SP066
LONG- TERM RAMIPROT: A RENAL FUNCTION FOLLOW- UP STUDY Free

INTRODUCTION AND AIMS: CKD progression is highly influenced by proteinuria. Major mechanisms of renal damage progression due to proteinuria are sustained by the pleiotropic effects of the Renin Angiotensin Aldosterone system (RAAS) up-regulation. In a previous study (RamiPROT) our research group compared the antiproteinuric efficacy of different doses of Ramipril given in a single daily administration (SDA) or divided in two daily administrations (TDA) in patients affected by mild proteinuric nephropathy. The best antiproteinuric performance of Ramipril was found when the drug was administered at high dose and in TDA. We present the preliminary data of Long Term RamiPROT protocol, in which we supposed that TDA Ramipril 10 mg/day, compared to SDA Ramipril 10 mg/day, is associated with a slower CKD progression.

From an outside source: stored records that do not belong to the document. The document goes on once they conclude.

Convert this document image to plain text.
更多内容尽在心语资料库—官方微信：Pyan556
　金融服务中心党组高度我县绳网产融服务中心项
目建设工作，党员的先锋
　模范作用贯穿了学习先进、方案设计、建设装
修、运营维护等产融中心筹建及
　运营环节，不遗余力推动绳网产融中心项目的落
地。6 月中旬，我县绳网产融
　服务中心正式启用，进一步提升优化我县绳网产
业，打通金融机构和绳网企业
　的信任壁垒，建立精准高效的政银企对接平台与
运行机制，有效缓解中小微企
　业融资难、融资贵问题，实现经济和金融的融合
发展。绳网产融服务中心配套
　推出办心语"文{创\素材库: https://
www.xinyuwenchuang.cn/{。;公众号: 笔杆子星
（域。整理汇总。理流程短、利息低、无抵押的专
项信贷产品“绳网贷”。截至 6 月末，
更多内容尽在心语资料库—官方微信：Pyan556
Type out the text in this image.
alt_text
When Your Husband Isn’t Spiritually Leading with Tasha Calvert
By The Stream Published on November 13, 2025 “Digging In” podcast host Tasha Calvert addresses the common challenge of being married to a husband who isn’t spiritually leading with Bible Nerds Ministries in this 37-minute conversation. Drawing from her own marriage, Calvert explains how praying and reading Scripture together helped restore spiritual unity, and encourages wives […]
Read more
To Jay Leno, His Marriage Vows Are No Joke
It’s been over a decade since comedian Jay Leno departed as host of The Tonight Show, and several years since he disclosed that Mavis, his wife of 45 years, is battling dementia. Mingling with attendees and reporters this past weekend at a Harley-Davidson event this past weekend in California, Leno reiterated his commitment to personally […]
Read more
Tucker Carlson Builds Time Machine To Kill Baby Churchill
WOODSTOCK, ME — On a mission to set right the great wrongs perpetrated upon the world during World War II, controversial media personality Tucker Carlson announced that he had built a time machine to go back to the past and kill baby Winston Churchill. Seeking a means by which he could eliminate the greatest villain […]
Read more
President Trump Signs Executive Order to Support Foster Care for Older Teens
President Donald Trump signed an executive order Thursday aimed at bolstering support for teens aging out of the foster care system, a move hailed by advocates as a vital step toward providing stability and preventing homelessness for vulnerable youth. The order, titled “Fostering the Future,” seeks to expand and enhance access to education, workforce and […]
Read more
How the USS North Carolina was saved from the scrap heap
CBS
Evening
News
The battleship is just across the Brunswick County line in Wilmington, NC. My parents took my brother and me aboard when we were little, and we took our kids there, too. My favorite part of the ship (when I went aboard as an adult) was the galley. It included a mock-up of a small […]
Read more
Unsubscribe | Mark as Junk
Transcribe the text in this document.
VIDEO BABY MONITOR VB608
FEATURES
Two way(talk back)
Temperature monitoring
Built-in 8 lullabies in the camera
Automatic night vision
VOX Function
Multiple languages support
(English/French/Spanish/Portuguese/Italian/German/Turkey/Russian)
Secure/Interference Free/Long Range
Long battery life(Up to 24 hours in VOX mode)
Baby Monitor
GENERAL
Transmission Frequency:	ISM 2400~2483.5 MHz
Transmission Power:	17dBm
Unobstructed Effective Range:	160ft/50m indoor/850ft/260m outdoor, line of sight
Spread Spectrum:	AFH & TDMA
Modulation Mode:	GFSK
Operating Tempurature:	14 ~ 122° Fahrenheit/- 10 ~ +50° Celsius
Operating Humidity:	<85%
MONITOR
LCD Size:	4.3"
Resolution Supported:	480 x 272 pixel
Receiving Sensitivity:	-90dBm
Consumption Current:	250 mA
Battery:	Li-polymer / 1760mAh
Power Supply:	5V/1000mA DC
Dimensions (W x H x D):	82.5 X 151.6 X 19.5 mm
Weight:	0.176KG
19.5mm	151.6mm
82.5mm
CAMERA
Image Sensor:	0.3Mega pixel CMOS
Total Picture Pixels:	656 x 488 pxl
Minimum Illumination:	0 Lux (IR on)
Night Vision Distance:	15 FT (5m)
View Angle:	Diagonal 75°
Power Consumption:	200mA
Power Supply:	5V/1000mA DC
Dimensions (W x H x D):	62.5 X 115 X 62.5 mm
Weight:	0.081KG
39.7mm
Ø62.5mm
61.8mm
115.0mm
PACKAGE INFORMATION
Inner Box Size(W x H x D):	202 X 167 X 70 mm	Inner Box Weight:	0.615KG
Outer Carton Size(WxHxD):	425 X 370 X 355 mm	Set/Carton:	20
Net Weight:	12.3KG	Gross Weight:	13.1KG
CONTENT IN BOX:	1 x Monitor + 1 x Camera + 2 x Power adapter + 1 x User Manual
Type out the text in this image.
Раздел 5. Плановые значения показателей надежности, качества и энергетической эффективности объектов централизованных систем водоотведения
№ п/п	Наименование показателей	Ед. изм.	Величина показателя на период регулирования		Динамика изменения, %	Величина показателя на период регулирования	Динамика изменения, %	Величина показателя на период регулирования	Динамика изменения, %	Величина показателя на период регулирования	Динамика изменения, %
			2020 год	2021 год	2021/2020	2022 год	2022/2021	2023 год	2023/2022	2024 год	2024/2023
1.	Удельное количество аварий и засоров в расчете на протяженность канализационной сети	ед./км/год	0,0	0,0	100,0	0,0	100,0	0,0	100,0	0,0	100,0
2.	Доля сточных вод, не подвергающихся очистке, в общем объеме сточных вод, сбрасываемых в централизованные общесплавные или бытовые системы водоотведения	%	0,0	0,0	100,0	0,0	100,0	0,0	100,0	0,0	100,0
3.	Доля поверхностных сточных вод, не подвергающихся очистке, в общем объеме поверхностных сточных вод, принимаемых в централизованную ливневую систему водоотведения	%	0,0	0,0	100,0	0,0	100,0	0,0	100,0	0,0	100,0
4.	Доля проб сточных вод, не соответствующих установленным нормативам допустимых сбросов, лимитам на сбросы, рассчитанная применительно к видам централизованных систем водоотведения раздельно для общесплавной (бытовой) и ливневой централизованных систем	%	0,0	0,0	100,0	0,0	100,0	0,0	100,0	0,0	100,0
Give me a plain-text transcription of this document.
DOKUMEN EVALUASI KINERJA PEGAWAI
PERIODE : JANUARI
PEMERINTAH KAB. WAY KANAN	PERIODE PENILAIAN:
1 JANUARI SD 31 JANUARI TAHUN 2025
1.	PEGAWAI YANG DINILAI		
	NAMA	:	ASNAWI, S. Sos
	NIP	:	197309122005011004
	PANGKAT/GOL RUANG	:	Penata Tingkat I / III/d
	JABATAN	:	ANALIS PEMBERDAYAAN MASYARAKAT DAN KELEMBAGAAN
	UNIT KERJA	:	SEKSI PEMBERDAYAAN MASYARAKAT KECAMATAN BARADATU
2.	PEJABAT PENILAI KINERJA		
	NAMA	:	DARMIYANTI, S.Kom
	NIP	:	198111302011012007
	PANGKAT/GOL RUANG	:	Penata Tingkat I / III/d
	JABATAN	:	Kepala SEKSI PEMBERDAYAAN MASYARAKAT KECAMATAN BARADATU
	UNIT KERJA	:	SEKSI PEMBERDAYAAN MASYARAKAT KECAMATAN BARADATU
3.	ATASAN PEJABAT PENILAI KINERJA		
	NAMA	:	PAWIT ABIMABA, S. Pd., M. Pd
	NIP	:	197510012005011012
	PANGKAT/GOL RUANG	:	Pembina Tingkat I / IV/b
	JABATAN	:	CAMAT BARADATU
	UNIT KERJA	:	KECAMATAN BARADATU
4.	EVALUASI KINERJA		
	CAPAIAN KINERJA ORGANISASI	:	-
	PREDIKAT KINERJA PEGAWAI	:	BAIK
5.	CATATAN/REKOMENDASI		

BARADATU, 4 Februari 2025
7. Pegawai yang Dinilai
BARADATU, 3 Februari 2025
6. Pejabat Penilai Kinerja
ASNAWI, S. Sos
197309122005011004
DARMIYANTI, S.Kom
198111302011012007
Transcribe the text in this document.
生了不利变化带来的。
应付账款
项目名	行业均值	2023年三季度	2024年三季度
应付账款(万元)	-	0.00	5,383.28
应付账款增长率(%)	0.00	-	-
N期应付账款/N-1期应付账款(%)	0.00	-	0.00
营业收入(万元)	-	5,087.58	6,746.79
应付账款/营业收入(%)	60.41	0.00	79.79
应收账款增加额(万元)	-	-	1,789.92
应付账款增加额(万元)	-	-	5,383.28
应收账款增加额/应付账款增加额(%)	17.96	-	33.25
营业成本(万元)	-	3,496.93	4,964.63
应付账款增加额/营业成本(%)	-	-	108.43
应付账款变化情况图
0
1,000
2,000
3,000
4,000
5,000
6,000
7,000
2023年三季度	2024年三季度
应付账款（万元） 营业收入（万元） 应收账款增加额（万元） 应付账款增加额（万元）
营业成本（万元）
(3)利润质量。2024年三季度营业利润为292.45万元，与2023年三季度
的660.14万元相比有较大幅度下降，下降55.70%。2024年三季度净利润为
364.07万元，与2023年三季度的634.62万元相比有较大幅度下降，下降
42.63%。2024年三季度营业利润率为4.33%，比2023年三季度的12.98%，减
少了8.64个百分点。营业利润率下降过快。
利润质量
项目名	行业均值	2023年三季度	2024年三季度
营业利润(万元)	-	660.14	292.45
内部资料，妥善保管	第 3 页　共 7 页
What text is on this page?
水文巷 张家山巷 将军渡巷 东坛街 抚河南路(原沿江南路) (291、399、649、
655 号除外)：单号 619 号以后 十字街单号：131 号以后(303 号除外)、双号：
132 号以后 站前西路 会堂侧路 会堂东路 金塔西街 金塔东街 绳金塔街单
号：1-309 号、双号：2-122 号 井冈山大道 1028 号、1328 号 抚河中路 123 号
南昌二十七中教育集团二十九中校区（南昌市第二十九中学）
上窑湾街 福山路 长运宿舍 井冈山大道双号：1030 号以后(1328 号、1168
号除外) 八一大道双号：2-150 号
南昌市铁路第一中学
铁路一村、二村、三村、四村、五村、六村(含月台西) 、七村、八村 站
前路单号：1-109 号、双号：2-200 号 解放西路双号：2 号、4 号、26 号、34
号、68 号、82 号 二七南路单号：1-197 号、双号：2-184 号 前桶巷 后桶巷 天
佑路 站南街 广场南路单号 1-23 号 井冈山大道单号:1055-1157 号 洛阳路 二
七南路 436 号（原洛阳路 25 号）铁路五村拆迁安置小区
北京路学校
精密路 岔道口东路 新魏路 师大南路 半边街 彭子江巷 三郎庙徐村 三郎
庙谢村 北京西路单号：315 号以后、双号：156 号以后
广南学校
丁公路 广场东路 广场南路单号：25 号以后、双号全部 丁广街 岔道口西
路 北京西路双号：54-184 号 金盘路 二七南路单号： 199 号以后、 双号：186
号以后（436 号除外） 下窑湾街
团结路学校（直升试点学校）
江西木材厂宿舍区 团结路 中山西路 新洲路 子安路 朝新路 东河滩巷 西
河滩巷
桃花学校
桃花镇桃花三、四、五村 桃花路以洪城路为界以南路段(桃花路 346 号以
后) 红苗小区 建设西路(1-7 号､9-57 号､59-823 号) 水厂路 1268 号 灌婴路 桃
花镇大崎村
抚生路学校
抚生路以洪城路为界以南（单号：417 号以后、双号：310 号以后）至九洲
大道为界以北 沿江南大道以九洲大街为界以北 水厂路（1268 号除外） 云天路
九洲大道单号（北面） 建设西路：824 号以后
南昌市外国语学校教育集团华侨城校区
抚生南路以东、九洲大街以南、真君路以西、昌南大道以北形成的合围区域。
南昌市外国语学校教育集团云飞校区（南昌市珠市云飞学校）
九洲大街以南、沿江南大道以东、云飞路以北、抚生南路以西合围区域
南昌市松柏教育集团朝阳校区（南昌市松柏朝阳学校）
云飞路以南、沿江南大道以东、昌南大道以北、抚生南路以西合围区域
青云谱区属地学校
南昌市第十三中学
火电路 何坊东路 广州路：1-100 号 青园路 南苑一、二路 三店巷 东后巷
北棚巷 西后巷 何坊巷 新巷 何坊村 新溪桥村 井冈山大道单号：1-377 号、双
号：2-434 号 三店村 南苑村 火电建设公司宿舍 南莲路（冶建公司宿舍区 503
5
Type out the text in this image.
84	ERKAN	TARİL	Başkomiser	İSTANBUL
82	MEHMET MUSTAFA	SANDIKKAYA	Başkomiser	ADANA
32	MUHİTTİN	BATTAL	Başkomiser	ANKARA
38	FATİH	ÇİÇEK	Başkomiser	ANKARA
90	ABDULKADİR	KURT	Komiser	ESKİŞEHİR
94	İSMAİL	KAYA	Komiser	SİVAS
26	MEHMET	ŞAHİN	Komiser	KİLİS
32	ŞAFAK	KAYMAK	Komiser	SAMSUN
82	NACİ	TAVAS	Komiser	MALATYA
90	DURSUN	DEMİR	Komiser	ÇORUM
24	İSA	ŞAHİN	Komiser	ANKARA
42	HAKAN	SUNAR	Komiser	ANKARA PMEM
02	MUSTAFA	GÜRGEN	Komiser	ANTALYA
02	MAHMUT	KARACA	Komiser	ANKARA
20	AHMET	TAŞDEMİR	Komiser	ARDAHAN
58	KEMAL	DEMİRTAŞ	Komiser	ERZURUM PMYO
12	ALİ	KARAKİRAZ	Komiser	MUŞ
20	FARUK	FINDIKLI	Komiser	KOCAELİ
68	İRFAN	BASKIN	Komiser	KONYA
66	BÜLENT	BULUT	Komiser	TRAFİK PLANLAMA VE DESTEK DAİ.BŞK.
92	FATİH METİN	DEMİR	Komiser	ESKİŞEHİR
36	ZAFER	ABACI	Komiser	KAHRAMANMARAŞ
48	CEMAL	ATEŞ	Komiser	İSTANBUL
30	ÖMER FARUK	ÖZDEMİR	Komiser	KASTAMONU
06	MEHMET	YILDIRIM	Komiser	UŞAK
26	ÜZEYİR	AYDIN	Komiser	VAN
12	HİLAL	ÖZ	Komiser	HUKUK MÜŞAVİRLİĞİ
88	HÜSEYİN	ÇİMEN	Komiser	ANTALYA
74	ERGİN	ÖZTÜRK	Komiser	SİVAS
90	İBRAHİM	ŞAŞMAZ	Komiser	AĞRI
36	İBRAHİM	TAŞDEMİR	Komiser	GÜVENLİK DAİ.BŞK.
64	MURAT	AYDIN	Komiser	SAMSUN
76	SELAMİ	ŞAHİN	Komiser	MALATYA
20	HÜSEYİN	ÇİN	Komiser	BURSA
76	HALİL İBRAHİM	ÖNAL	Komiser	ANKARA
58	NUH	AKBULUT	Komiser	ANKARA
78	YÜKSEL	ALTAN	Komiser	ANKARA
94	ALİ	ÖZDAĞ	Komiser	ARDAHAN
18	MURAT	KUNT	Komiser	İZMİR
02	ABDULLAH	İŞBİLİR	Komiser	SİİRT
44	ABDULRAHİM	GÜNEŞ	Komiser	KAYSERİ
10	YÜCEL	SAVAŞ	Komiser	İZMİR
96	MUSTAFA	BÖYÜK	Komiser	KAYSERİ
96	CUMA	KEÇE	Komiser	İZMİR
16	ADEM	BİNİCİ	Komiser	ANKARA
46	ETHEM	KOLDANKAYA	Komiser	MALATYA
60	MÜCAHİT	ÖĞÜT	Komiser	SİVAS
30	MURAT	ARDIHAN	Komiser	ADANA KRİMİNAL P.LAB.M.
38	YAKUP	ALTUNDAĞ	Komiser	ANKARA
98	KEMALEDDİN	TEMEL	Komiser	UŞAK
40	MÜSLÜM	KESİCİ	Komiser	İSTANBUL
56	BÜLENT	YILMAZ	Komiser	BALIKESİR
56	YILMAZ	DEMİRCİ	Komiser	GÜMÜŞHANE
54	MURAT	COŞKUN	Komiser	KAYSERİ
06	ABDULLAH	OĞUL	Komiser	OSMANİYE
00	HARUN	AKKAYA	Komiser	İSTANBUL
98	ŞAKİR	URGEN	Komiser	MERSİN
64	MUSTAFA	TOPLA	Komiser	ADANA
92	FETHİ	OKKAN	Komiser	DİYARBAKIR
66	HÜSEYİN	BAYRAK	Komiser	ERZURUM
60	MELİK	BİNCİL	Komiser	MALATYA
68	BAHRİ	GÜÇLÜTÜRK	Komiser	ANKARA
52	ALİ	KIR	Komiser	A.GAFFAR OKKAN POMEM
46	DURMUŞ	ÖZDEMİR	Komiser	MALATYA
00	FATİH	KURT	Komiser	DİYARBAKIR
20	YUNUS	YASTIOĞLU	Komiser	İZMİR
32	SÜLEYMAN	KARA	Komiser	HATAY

METHODS: Long Term RamiPROT is an ongoing monocentric, prospective, randomized study in which all 36 patients who previously participated in RamiPROT study were randomized in two arms: SDA Ramipril 10 mg/day and TDA Ramipril 10 mg (Ramipril 5 mg x 2/day). CKD-EPI eGFR, 24-h proteinuria, blood pressure were evaluated at 1, 3, 6, 12, 24-36-month follow-up.

RESULTS: At two-year follow-up, 24 h proteinuria remained significantly lower and, of note, eGFR decline rate was significantly lower in TDA Ramipril 10 mg/day group. (Figure 1).

CONCLUSIONS: These preliminary data suggest that TDA Ramipril 10 mg/day could be more effective than SDA Ramipril 10 mg/day in slowing CKD progression.